Apabila ditinjau secara historis, posisi Banjarmasin sebagai ibu kota Kalimantan Selatan secara resmi jauh sebelum masa kemerdekaan.

Pada1938, otonomi kota Banjarmasin ditingkatkan dengan Stads Gemeente Banjarmasin karena Banjarmasin sebagai ibu kota Gouvernemen Borneo.

Selain itu, pada 1946 Banjarmasin sebagai ibu kota Daerah Banjar satuan kenegaraan sebagai daerah bagian dari Republik Indonesia Serikat.

Kemudian di 1946 Banjarmasin sebagai ibu kota Daerah Banjar satuan kenegaraan sebagai daerah bagian dari Republik Indonesia Serikat. Kotapradja Banjarmasin termasuk ke dalam Daerah Banjar, meskipun demikian Daerah Banjar tidak boleh mencampuri hak-hak dan kewajiban rumah-tangga Kotapradja Banjarmasin dalam daerahnya sendiri.

Kotapradja Banjarmasin termasuk ke dalam Daerah Banjar, meskipun demikian Daerah Banjar tidak boleh mencampuri hak-hak dan kewajiban rumah-tangga Kotapradja Banjarmasin dalam daerahnya sendiri.

Tanggal 14 Agustus 1950 melalui Peraturan Pemerintah RIS No. 21 Tahun 1950, merupakan tanggal dibentuknya provinsi Kalimantan beribukota di Banjarmasin, setelah pembubaran Republik Indonesia Serikat (RIS), dengan Gubernur Dokter Moerjani.

Secara historis wilayah Kalsel mula-mula dibentuk merupakan wilayah Karesidenan Kalimantan Selatan (dengan Residen Mohammad Hanafiah) di dalam Propinsi Kalimantan itu sendiri.

Provinsi ini mempunyai 11 kabupaten dan 2 kota. DPRD Kalsel dengan surat keputusan No 2 Tahun 1989 tanggal 31 Mei 1989 menetapkan 14 Agustus 1950 sebagai Hari Jadi Provinsi Kalsel.

Meskipun Provinsi Kalsel sudah dibentuk menjadi daerah otonom tingkat propinsi dengan Undang-undang Darurat Nomor 2 Tahun 1953 yang mulai berlaku pada tanggal 7 Januari 1953, tapi karena terbentur sulitnya cara-cara pemilihan/pengangkatan anggota DPRD Propinsi, hingga selalu gagal, maka sampai saatnya Kalimantan dipecah menjadi tiga provinsi otonom.

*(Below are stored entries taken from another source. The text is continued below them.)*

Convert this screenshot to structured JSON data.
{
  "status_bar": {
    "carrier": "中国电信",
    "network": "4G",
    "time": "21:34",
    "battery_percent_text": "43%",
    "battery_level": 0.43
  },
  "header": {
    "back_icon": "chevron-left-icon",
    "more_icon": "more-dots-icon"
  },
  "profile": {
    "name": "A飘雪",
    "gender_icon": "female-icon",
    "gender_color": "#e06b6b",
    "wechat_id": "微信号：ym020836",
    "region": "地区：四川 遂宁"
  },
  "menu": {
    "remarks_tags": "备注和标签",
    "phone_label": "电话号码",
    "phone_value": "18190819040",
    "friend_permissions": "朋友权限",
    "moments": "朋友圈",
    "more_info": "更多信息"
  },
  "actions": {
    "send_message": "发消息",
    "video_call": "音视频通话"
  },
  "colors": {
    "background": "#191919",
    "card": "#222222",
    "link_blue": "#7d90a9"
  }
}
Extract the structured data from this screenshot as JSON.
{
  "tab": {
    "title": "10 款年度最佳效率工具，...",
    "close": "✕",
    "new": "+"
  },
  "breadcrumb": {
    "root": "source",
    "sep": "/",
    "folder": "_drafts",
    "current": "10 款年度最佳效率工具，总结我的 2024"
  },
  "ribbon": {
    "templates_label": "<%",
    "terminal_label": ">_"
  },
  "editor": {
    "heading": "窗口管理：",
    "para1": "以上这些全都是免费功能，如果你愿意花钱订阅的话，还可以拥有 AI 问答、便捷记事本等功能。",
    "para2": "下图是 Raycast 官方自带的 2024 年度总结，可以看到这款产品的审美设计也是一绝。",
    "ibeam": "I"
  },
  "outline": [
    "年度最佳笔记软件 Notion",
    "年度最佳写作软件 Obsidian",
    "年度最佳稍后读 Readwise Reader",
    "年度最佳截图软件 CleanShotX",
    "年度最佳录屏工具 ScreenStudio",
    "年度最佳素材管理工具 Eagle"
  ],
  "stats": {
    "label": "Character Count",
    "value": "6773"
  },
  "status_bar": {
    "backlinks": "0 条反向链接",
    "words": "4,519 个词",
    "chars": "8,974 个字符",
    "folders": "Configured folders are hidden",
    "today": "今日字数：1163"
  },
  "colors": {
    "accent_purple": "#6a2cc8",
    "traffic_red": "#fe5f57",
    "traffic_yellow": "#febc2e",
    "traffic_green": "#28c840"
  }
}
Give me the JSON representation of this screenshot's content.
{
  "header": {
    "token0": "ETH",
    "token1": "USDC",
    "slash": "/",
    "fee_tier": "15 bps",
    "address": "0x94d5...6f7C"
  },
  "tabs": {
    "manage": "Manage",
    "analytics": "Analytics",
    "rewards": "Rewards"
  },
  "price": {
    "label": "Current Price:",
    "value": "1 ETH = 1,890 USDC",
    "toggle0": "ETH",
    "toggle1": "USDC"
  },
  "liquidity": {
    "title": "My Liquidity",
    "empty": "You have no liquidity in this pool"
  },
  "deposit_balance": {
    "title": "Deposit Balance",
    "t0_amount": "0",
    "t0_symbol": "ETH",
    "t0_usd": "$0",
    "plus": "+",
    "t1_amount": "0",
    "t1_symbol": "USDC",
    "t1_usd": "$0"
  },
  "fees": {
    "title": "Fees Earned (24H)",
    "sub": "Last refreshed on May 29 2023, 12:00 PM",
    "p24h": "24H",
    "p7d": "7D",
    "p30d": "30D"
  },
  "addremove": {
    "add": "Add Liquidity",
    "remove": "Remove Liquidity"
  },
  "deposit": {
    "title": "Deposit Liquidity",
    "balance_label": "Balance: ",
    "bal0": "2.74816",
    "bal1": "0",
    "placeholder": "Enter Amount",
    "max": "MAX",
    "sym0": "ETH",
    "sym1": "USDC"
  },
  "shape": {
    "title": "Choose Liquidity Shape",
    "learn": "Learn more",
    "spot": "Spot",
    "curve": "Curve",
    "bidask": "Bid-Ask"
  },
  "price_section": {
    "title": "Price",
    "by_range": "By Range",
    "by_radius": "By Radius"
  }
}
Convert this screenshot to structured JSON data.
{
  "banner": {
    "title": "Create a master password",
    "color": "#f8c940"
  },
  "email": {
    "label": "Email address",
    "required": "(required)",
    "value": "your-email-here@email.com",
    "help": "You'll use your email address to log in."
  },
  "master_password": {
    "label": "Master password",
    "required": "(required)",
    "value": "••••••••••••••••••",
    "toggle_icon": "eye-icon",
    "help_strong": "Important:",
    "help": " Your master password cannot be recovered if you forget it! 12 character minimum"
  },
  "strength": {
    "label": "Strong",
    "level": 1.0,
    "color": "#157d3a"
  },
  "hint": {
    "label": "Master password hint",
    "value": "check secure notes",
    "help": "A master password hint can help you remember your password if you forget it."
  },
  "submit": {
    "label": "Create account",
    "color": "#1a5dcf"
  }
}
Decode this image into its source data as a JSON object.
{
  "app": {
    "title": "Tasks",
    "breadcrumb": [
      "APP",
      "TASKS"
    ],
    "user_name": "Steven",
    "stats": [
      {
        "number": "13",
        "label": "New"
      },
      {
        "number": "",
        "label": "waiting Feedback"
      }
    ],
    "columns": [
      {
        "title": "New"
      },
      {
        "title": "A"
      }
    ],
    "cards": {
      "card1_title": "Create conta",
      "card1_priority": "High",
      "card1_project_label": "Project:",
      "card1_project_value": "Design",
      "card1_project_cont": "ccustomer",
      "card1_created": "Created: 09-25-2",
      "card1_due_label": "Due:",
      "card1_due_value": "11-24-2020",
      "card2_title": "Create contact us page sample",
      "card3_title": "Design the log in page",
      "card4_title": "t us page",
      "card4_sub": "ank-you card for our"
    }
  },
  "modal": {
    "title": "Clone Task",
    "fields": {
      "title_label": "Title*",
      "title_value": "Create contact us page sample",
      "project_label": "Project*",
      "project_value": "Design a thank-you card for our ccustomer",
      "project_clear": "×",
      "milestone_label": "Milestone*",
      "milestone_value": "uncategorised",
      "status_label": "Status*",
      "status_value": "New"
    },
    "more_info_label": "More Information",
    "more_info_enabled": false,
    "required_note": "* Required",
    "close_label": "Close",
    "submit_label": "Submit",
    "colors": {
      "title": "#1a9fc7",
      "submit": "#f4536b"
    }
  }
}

Setelah satu tahun terbentuknya Provinsi Kalimantan dan setelah meninjau berbagai segi, rupanya pemerintah pusat berpendapat bahwa kini tibalah saatnya untuk meninjau kembali pembagian Kalimantan lebih lanjut dalam beberapa daerah otonom propinsi.

Dan kabinet dalam rapatnya ke 33 tanggal 4 Oktober 1956 pada prinsipnya telah memutuskan untuk memekarkan Propinsi Kalimantan yang sekarang ini menjadi tiga propinsi otonom, sedangkan untuk memudahkan dibentuknya Propinsi Kalimantan.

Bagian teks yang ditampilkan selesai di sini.